If that’s the correct reading, that sentence reinforces the message of Global Times, the nationalistic tabloid controlled by People’s Daily, China’s most authoritative publication. “China should also make clear that if North Korea launches missiles that threaten U.S. soil first and the U.S. retaliates, China will stay neutral,” the paper declared in an August 2017 editorial titled “Reckless Game Over the Korean Peninsula Runs Risk of Real War.” “If the U.S. and South Korea carry out strikes and try to overthrow the North Korean regime and change the political pattern of the Korean Peninsula, China will prevent them from doing so.”
American hawks do not talk about the editorial and assume Beijing will sit on the sidelines in the event of a strike on the North’s nuclear and missile facilities. It is, however, unlikely that assertive Chinese leaders will voluntarily give up an opportunity to accomplish decades-old goals and do nothing. As Arthur Waldron, the prominent China historian at the University of Pennsylvania, told The Daily Beast Friday, “They actually believe they are the strongest country in the history of the world.”

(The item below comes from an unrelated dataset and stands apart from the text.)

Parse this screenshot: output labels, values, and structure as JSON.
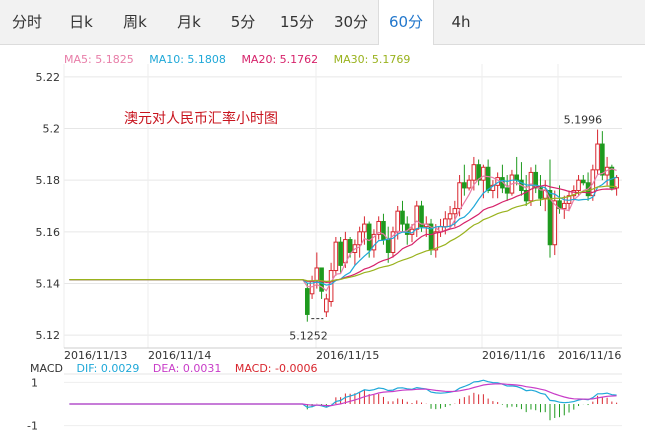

Moreover, Washington does not appear to have adequately considered the reaction of nominal American ally South Korea, now governed by the pro-Beijing, pro-Pyongyang Moon, and Moscow, Pyongyang’s former guarantor and once again its backer. Perhaps Washington can control Seoul, but it has little influence over Moscow. And Moscow does not need to directly aid Pyongyang to destabilize the world.
Vladimir Putin could—and probably will—take advantage of a crisis in North Asia to grab the portion of Eastern Ukraine he does not now control and perhaps pressure the Baltics, America’s NATO allies. At the same time, Iran could cause even more trouble in its surrounding regions and China itself could move deeper into its peripheral waters or strike again into Indian-controlled territory. U.S. military action against North Korea, therefore, will probably result in simultaneous conflict in Europe and in both ends of Asia.
“As country after country realizes she in fact has genuinely serious interests in the opaque developments of the months ahead, we enter the perilous realm where the sheer force of numbers makes possibilities increase not arithmetically but exponentially, greatly increasing the gravity of the policymaker’s role, while simultaneously pushing it toward impossibility,” a concerned Waldron told me Friday.
In other words, the current complexity makes sound decision-making exceedingly difficult as imponderables multiply fast. “With any bad luck at all, we may well get a chance to relive in East Asia what transpired in Europe in the early 1900s, when the world’s major powers thought they knew who they could rely on to come to their defense, who they could deter from going to war, and how costly hostilities might become only to discover that their assumptions were dead wrong,” Henry Sokolski of the Virginia-based Nonproliferation Policy Education Center wrote to The Daily Beast this weekend. “What could make things different this time, however, is the fighting could go nuclear.”